Like a lot of people, when Microsoft's latest browser was released, I installed it right away. In fact, I installed it on about half a dozen machines. As the days have turned into weeks (soon to be months) since Microsoft released Internet Explorer 7, what has become clear to me and many others is that some Web sites and many Web applications just aren't ready for this new version of the browser. On my computers, that has meant a return to IE6, until the Web and Web-based applications catch up with IE7.
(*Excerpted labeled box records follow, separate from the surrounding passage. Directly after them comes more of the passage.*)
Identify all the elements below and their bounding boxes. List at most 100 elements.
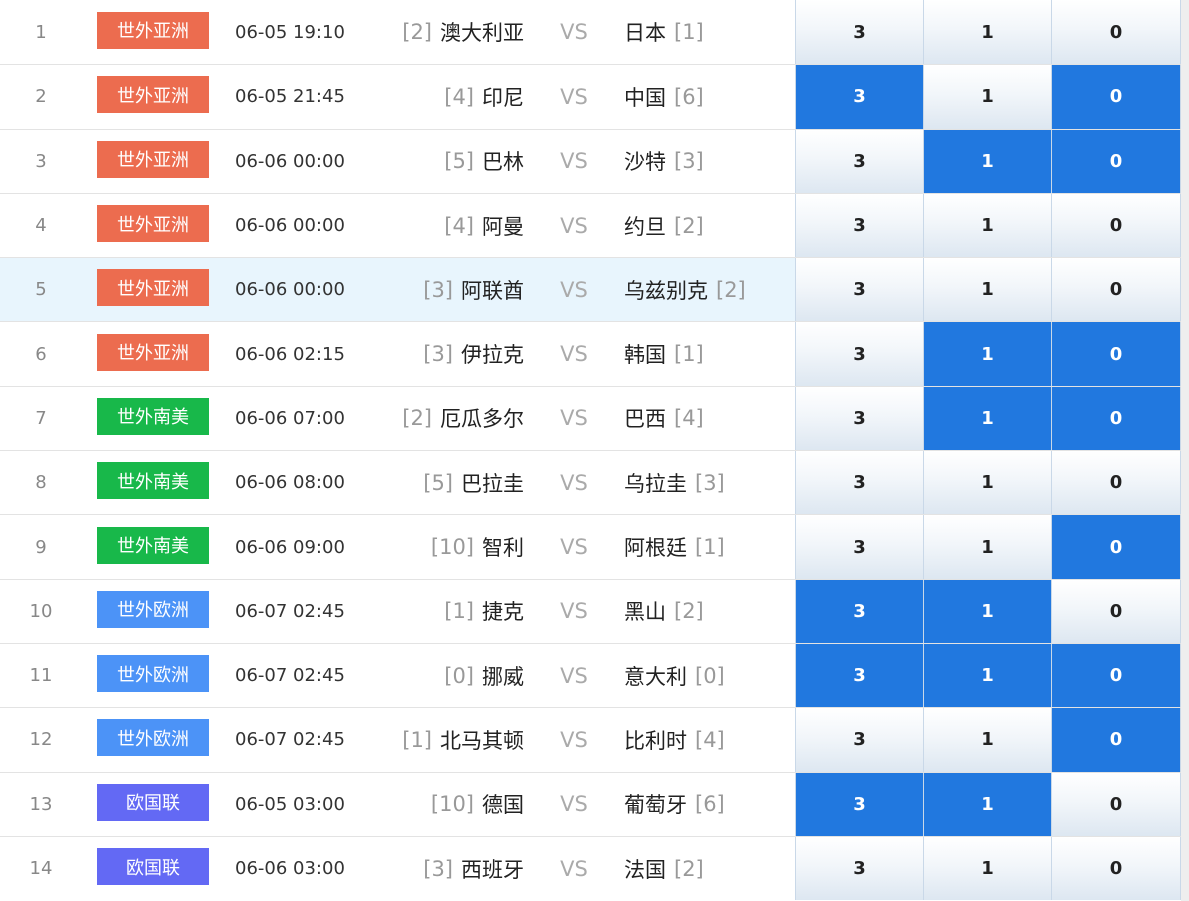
odds-win-button[interactable]: 3	[795, 193, 923, 258]
odds-loss-button[interactable]: 0	[1051, 258, 1181, 322]
odds-loss-button[interactable]: 0	[1051, 0, 1181, 65]
home-team-name: 阿曼	[482, 214, 524, 239]
match-number: 1	[35, 21, 47, 43]
match-number: 9	[35, 536, 47, 558]
odds-win-button[interactable]: 3	[795, 708, 923, 772]
odds-draw-button[interactable]: 1	[923, 322, 1051, 386]
odds-loss-button[interactable]: 0	[1051, 836, 1181, 901]
match-row: 10 世外欧洲 06-07 02:45 [1] 捷克 VS 黑山 [2] 3 1 0	[0, 578, 1189, 643]
home-team-name: 厄瓜多尔	[440, 407, 524, 432]
odds-win-button[interactable]: 3	[795, 451, 923, 515]
league-cell: 世外南美	[97, 515, 209, 578]
match-table: 1 世外亚洲 06-05 19:10 [2] 澳大利亚 VS 日本 [1] 3 1 …	[0, 0, 1189, 901]
match-time: 06-06 03:00	[235, 858, 345, 879]
match-number: 11	[29, 665, 53, 687]
odds-win-button[interactable]: 3	[795, 643, 923, 708]
home-team-name: 智利	[482, 536, 524, 561]
odds-win-button[interactable]: 3	[795, 836, 923, 901]
odds-win-button[interactable]: 3	[795, 322, 923, 386]
match-row: 7 世外南美 06-06 07:00 [2] 厄瓜多尔 VS 巴西 [4] 3 1 …	[0, 385, 1189, 451]
match-time: 06-06 00:00	[235, 279, 345, 301]
home-team-cell: [3] 伊拉克	[360, 322, 524, 385]
vs-label: VS	[560, 792, 588, 817]
vs-label: VS	[560, 84, 588, 109]
odds-draw-button[interactable]: 1	[923, 258, 1051, 322]
odds-loss-button[interactable]: 0	[1051, 772, 1181, 836]
home-rank: [5]	[423, 470, 453, 495]
home-rank: [4]	[444, 213, 474, 238]
odds-draw-button[interactable]: 1	[923, 579, 1051, 643]
away-team-cell: 中国 [6]	[624, 65, 794, 128]
odds-draw-button[interactable]: 1	[923, 708, 1051, 772]
odds-draw-button[interactable]: 1	[923, 65, 1051, 129]
away-rank: [2]	[674, 599, 704, 624]
home-rank: [1]	[402, 727, 432, 752]
odds-loss-button[interactable]: 0	[1051, 708, 1181, 772]
away-team-name: 约旦	[624, 214, 666, 239]
home-team-cell: [0] 挪威	[360, 644, 524, 707]
away-rank: [2]	[674, 856, 704, 881]
home-rank: [10]	[430, 792, 474, 817]
odds-loss-button[interactable]: 0	[1051, 643, 1181, 708]
odds-draw-button[interactable]: 1	[923, 772, 1051, 836]
odds-win-button[interactable]: 3	[795, 258, 923, 322]
odds-loss-button[interactable]: 0	[1051, 129, 1181, 193]
match-row: 11 世外欧洲 06-07 02:45 [0] 挪威 VS 意大利 [0] 3 1 …	[0, 642, 1189, 708]
odds-loss-button[interactable]: 0	[1051, 386, 1181, 451]
away-team-cell: 沙特 [3]	[624, 130, 794, 193]
league-badge: 世外欧洲	[97, 655, 209, 693]
odds-loss-button[interactable]: 0	[1051, 65, 1181, 129]
home-team-cell: [3] 西班牙	[360, 837, 524, 900]
league-cell: 世外亚洲	[97, 258, 209, 321]
away-rank: [3]	[674, 149, 704, 174]
odds-draw-button[interactable]: 1	[923, 836, 1051, 901]
odds-loss-button[interactable]: 0	[1051, 579, 1181, 643]
league-badge: 世外欧洲	[97, 719, 209, 757]
odds-draw-button[interactable]: 1	[923, 451, 1051, 515]
odds-win-button[interactable]: 3	[795, 129, 923, 193]
odds-draw-button[interactable]: 1	[923, 193, 1051, 258]
scrollbar[interactable]	[1181, 0, 1189, 901]
odds-win-button[interactable]: 3	[795, 65, 923, 129]
odds-draw-button[interactable]: 1	[923, 515, 1051, 579]
odds-loss-button[interactable]: 0	[1051, 322, 1181, 386]
away-rank: [0]	[695, 663, 725, 688]
league-cell: 世外亚洲	[97, 65, 209, 128]
league-badge: 世外亚洲	[97, 140, 209, 178]
odds-win-button[interactable]: 3	[795, 386, 923, 451]
match-number: 5	[35, 279, 47, 301]
odds-win-button[interactable]: 3	[795, 0, 923, 65]
away-rank: [1]	[674, 342, 704, 367]
away-team-name: 乌兹别克	[624, 278, 708, 303]
odds-draw-button[interactable]: 1	[923, 129, 1051, 193]
home-team-cell: [4] 印尼	[360, 65, 524, 128]
vs-label: VS	[560, 470, 588, 495]
odds-loss-button[interactable]: 0	[1051, 451, 1181, 515]
odds-win-button[interactable]: 3	[795, 579, 923, 643]
away-rank: [1]	[695, 535, 725, 560]
league-badge: 世外欧洲	[97, 590, 209, 628]
league-cell: 世外南美	[97, 387, 209, 450]
match-number: 6	[35, 343, 47, 365]
home-team-cell: [2] 澳大利亚	[360, 0, 524, 64]
odds-loss-button[interactable]: 0	[1051, 193, 1181, 258]
vs-label: VS	[560, 213, 588, 238]
match-time: 06-07 02:45	[235, 729, 345, 751]
match-time: 06-07 02:45	[235, 665, 345, 687]
match-number: 13	[29, 793, 53, 815]
home-rank: [2]	[402, 406, 432, 431]
odds-win-button[interactable]: 3	[795, 515, 923, 579]
match-number: 8	[35, 472, 47, 494]
odds-draw-button[interactable]: 1	[923, 643, 1051, 708]
match-time: 06-07 02:45	[235, 600, 345, 622]
match-number: 2	[35, 86, 47, 108]
home-team-cell: [2] 厄瓜多尔	[360, 387, 524, 450]
odds-loss-button[interactable]: 0	[1051, 515, 1181, 579]
league-cell: 世外亚洲	[97, 194, 209, 257]
odds-draw-button[interactable]: 1	[923, 386, 1051, 451]
match-number: 12	[29, 729, 53, 751]
home-team-name: 澳大利亚	[440, 21, 524, 46]
odds-win-button[interactable]: 3	[795, 772, 923, 836]
vs-label: VS	[560, 20, 588, 45]
odds-draw-button[interactable]: 1	[923, 0, 1051, 65]
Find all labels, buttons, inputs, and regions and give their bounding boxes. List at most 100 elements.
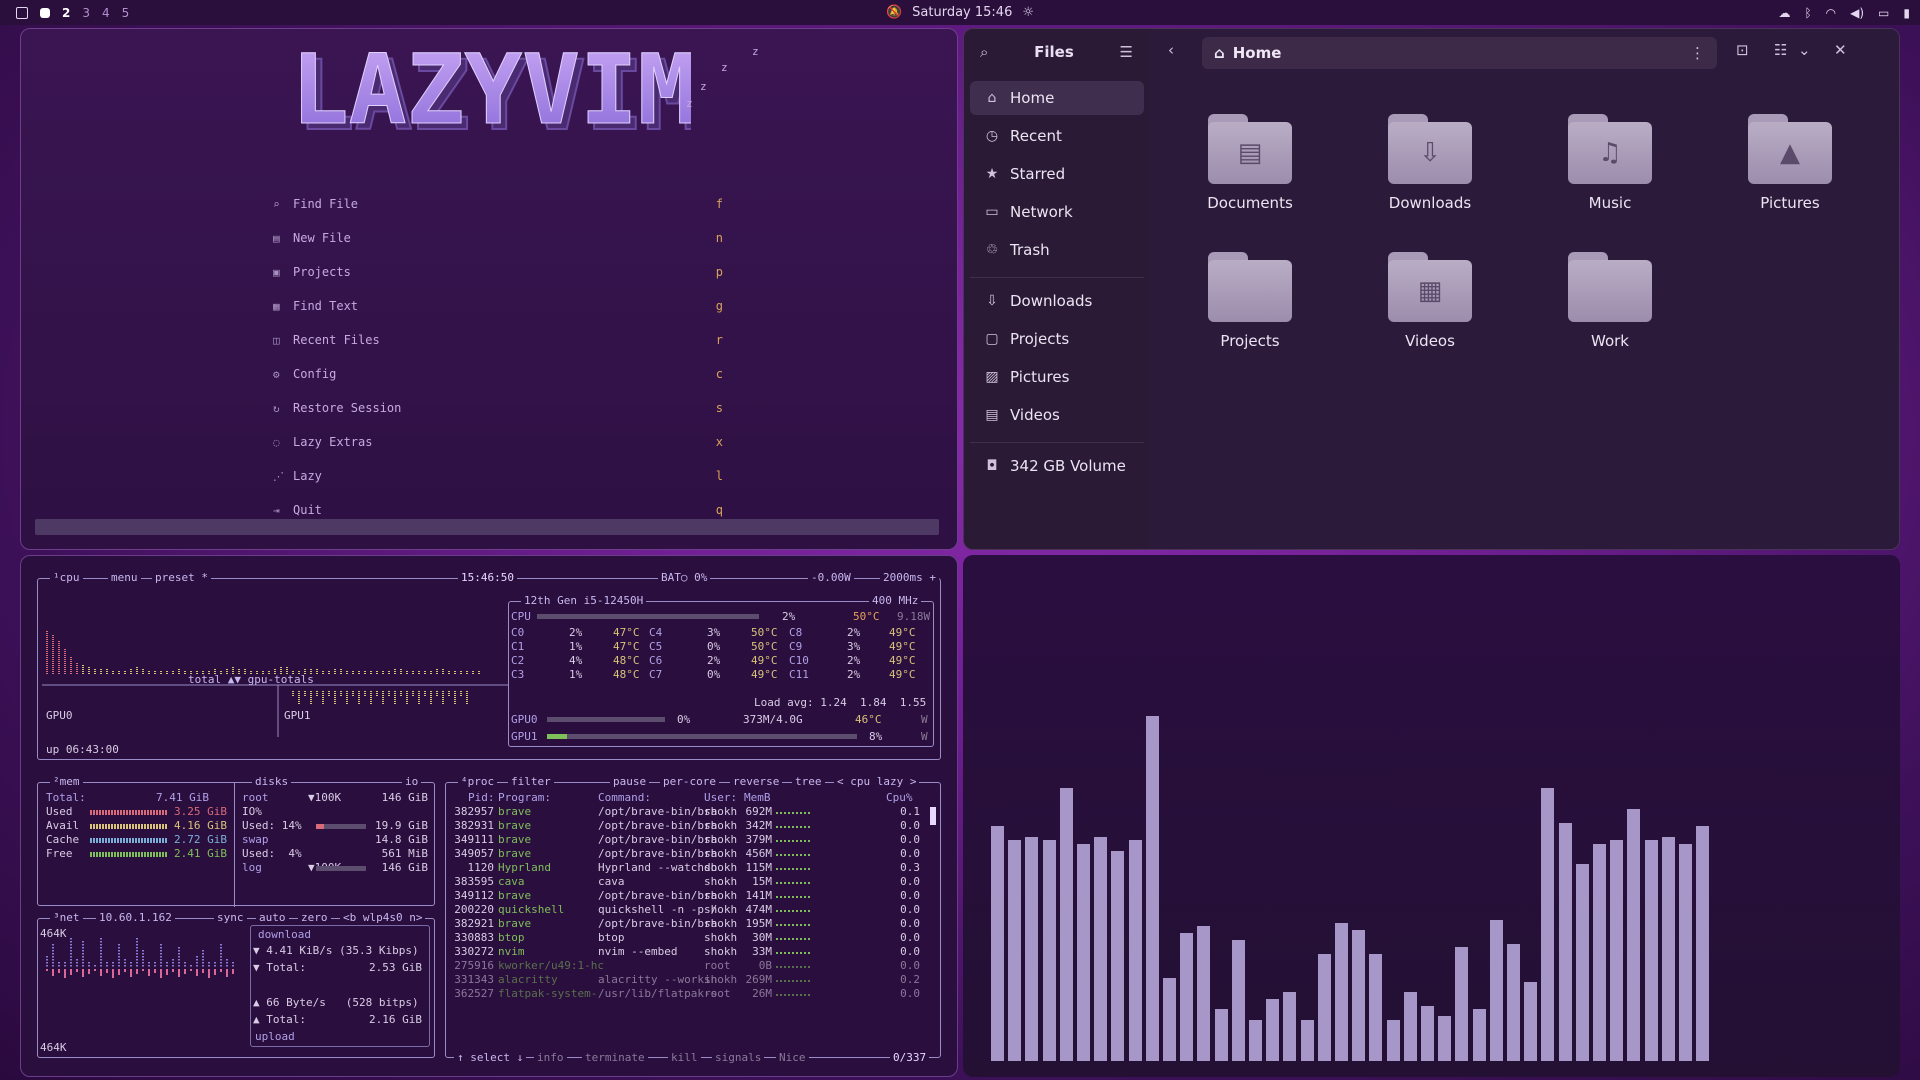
sidebar-item-projects[interactable]: ▢ Projects: [970, 322, 1144, 356]
workspace-3[interactable]: 3: [82, 6, 90, 20]
table-row[interactable]: 382931 brave/opt/brave-bin/bra shokh 342M 0.…: [446, 819, 936, 833]
path-bar[interactable]: ⌂ Home ⋮: [1202, 37, 1717, 69]
filter-button[interactable]: filter: [508, 775, 554, 788]
update-rate[interactable]: 2000ms +: [880, 571, 939, 584]
preset-button[interactable]: preset *: [152, 571, 211, 584]
proc-header-program[interactable]: Program:: [498, 791, 551, 804]
search-icon[interactable]: ⌕: [980, 43, 988, 61]
dashboard-find-text[interactable]: ▦ Find Text g: [273, 299, 723, 313]
lazyvim-dashboard-window[interactable]: LAZYVIM LAZYVIM z z z z ⌕ Find File f ▤ …: [20, 28, 958, 550]
bluetooth-icon[interactable]: ᛒ: [1804, 6, 1811, 20]
proc-header-pid[interactable]: Pid:: [468, 791, 495, 804]
menu-button[interactable]: menu: [108, 571, 141, 584]
table-row[interactable]: 330883 btop btop shokh 30M 0.0: [446, 931, 936, 945]
folder-pictures[interactable]: ▲ Pictures: [1715, 114, 1865, 212]
table-row[interactable]: 349057 brave/opt/brave-bin/bra shokh 456M 0.…: [446, 847, 936, 861]
workspace-4[interactable]: 4: [102, 6, 110, 20]
cloud-icon[interactable]: ☁: [1778, 6, 1790, 20]
table-row[interactable]: 383595 cava cava shokh 15M 0.0: [446, 875, 936, 889]
battery-icon[interactable]: ▮: [1903, 6, 1910, 20]
table-row[interactable]: 275916 kworker/u49:1-hc root 0B 0.0: [446, 959, 936, 973]
hamburger-menu-icon[interactable]: ☰: [1120, 43, 1133, 61]
files-window[interactable]: ⌕ Files ☰ ⌂ Home ◷ Recent ★ Starred ▭ Ne…: [963, 28, 1900, 550]
sidebar-item-network[interactable]: ▭ Network: [970, 195, 1144, 229]
table-row[interactable]: 382921 brave/opt/brave-bin/bra shokh 195M 0.…: [446, 917, 936, 931]
signals-button[interactable]: signals: [712, 1051, 765, 1064]
dashboard-quit[interactable]: ⇥ Quit q: [273, 503, 723, 517]
sidebar-item-home[interactable]: ⌂ Home: [970, 81, 1144, 115]
table-row[interactable]: 362527 flatpak-system-/usr/lib/flatpak-s r…: [446, 987, 936, 1001]
disks-box-title[interactable]: disks: [252, 775, 292, 788]
nice-button[interactable]: Nice: [776, 1051, 809, 1064]
folder-work[interactable]: Work: [1535, 252, 1685, 350]
pause-button[interactable]: pause: [610, 775, 650, 788]
workspace-2[interactable]: 2: [62, 6, 70, 20]
dashboard-restore-session[interactable]: ↻ Restore Session s: [273, 401, 723, 415]
folder-music[interactable]: ♫ Music: [1535, 114, 1685, 212]
table-row[interactable]: 349111 brave/opt/brave-bin/bra shokh 379M 0.…: [446, 833, 936, 847]
dashboard-recent-files[interactable]: ◫ Recent Files r: [273, 333, 723, 347]
sidebar-item-downloads[interactable]: ⇩ Downloads: [970, 284, 1144, 318]
net-box-title[interactable]: ³net: [50, 911, 83, 924]
proc-header-command[interactable]: Command:: [598, 791, 651, 804]
per-core-toggle[interactable]: per-core: [660, 775, 719, 788]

I've received reports from many readers about compatibility problems between IE7 and, especially, Web-based ASP products and proprietary or customized enterprise apps. It's been a five-year run for IE6, and the Web developers who serve the business world appear to have moved in for the long haul.
My best advice at this point is to stick with IE6 for a while if you're a confirmed IE user, or switch at least temporarily to Firefox 2 or Opera 9. If you've made the switch to IE7 and don't want to go back (and I can't blame you -- I prefer IE7 too), the compatibility issues emphasize a key drawback of the new browser you should think through. By upgrading to IE7, you've lost a key safety net that Windows-based Firefox and Opera fans enjoy: They can always fire up IE6 when they hit a site or attempt to run a Web-based app that doesn't react well to their browser. But if you're using IE7, you're stuck.
I talked to Gary Schare, Microsoft's director of IE product management, about this issue. Microsoft has an answer that lets you keep IE6 at your beck and call while you run IE7. I've tested it, and it works fine.
Microsoft made its desktop virtualization tool, Virtual PC 2004 SP1, free for download earlier this year. It's not my favorite virtualization tool, but it works fine.
The key part of the equation is a virtual machine appliance supplied by the IE7 team that consists of Windows XP Service Pack 2 with IE6. It's a 495.8MB download that will work until April 1, 2007. Schare says the IE7 team hopes to renew the program with a new virtual image. There's no charge at all for the use of Windows XP, by the way. This is a pretty good deal.